Eso era exactamente, pero empecé a protestar tímidamente mientras mis mejillas se ponían coloradas. Warren Skelton me interrumpió:

—¡Huele a bebida! Vamos. Ya es casi la hora de comer; no tendrá tiempo de bañarse ya.

Mientras él fue a buscar las copas, la chica y yo nos dirigimos a las mesas de la terraza inferior.

—No se tome usted muy en serio todo lo que Warren dice —comentó la chica, sonriendo—. Éste es su primer viaje al extranjero.

—¿Usted ya había salido antes?

Tardó unos segundos en contestar, hasta el punto que ya creía que no me había oído. Pareció titubear un momento como si fuera a decir algo importante. Entonces vi que se encogía ligeramente de hombros.

—Sí, yo había salido antes ya —dijo mientras nos sentábamos—. Warren dice que hay en usted algo misterioso.

—¿Sí?

—Dice que parece usted un hombre que tenga algo que ocultar. Dice, además, que no es natural que una persona hable más de una lengua a la perfección. Creo que tiene la esperanza de que a la postre resulte ser usted un espía o algo por el estilo.

Noté que volvía a ponerme colorado.

—¿Un espía?

—Ya le dije que no debe prestar demasiada atención a lo que él diga.

Volvió a sonreírme. Sus ojos, inteligentes y divertidos, se encontraron con los míos. Sentí de pronto un fuerte deseo de confiar en ella, de decirle que yo era realmente un hombre que tenía algo que ocultar, con objeto de conquistar su simpatía, su ayuda. Me incliné hacia delante, sobre la mesa.

—Me gustaría… —comencé.

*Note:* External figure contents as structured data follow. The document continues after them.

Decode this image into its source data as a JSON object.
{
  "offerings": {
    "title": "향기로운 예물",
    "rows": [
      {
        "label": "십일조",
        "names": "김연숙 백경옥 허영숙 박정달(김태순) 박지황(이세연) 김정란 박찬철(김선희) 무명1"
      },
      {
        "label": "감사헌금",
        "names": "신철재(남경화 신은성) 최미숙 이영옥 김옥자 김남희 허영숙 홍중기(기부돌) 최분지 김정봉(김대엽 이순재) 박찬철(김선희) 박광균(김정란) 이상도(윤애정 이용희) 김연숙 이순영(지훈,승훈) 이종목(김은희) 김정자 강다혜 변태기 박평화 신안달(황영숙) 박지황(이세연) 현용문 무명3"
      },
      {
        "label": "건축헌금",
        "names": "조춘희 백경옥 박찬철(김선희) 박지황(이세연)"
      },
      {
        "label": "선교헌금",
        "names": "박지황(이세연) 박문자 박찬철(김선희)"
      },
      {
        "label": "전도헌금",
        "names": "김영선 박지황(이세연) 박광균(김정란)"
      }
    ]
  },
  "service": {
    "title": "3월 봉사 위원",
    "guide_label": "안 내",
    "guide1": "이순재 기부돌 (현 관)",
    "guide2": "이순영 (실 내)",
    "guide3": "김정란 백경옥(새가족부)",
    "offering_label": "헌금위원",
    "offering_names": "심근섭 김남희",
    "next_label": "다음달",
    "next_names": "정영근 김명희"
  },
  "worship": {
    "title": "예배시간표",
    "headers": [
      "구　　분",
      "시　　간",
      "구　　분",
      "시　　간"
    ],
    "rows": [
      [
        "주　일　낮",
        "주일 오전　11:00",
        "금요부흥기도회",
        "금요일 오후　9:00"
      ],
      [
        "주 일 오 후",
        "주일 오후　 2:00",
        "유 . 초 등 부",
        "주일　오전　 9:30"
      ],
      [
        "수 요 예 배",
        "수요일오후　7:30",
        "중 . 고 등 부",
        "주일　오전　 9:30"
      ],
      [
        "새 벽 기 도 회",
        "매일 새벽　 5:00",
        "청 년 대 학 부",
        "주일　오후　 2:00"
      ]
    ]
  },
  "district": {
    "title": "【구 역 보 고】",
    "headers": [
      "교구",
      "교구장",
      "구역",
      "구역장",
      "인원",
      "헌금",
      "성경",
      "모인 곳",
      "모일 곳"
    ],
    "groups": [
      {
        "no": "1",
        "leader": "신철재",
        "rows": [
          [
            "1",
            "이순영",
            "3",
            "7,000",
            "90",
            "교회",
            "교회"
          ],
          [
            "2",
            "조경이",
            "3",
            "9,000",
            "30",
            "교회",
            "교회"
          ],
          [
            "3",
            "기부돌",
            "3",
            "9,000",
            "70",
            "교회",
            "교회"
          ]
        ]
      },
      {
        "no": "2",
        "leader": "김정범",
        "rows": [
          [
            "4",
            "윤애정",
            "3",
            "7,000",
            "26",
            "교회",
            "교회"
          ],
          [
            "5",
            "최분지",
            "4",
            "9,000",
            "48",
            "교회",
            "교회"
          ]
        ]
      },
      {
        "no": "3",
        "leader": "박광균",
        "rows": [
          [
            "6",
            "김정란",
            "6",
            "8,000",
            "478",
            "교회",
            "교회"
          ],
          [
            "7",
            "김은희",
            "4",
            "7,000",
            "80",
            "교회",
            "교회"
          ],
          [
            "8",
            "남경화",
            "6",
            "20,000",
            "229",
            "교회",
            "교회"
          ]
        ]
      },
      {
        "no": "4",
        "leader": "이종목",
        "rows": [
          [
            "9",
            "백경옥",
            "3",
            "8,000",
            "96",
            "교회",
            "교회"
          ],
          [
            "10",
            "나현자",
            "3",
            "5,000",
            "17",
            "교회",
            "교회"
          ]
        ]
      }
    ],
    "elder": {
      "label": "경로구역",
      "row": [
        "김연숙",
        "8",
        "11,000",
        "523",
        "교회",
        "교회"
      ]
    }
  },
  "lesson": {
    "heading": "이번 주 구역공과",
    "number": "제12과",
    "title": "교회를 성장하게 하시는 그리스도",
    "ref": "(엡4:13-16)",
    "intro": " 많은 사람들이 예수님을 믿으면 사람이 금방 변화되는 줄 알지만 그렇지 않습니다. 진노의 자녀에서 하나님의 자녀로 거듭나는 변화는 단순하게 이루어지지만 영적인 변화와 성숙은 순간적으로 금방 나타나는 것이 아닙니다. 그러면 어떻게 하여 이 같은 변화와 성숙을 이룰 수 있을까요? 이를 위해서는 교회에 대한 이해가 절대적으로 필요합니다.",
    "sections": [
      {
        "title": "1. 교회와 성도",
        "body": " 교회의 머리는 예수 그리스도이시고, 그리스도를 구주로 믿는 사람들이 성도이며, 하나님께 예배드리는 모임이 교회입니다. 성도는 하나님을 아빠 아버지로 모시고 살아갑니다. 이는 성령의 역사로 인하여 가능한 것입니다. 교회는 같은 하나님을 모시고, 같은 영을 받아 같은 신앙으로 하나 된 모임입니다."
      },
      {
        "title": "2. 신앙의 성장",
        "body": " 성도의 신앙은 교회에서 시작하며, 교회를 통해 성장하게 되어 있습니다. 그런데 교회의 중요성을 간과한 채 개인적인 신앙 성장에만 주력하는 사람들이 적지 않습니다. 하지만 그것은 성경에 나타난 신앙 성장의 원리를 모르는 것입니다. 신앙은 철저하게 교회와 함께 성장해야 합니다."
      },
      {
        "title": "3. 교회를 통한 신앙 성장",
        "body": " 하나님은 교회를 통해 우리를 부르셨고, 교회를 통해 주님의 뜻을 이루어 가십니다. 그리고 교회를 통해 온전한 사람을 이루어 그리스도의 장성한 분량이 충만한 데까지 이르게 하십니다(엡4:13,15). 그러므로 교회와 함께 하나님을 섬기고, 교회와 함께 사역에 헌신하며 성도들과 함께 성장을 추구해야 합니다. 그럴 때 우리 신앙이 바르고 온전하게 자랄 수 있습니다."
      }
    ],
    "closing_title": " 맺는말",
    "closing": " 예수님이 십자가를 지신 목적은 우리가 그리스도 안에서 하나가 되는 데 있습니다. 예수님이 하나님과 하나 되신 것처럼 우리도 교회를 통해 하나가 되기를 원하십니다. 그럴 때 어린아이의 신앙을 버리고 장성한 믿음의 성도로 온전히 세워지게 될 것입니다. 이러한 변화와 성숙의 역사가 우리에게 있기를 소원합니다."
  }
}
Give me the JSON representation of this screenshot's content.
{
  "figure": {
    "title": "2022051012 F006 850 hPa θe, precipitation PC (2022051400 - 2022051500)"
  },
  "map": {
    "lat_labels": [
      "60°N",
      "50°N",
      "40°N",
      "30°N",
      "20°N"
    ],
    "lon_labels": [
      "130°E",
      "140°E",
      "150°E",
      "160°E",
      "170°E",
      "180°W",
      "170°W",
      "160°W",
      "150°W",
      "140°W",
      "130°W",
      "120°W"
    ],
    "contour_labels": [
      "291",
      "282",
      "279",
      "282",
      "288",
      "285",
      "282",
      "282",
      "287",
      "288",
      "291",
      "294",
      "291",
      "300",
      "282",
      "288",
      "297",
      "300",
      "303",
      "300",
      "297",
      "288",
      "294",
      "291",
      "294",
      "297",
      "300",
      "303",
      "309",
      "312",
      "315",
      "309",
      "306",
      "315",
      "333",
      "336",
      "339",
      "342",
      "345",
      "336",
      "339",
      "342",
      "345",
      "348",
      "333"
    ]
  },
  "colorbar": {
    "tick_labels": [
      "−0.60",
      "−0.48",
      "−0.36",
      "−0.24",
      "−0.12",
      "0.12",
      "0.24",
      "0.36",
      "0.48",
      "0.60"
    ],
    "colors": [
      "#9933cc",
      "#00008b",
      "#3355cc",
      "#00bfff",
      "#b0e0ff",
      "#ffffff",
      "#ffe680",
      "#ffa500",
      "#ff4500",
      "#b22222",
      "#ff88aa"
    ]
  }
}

Pero nunca llegue a decirle lo que me gustaría, y, en este momento, había olvidado ya lo que iba a decirle. En efecto, en aquel preciso instante apareció su hermano con las bebidas en una bandeja.

—Los camareros estaban ocupados en la terraza, así que yo mismo hago de camarero —dijo. Levantó su vaso en gesto de brindis—: Bien, Mr. Vadassy, ¡esperemos que al amigo de la camarera no le guste su pitillera!

—O los dos carretes de fotografías —añadió la chica con gravedad—. No debemos olvidarlos.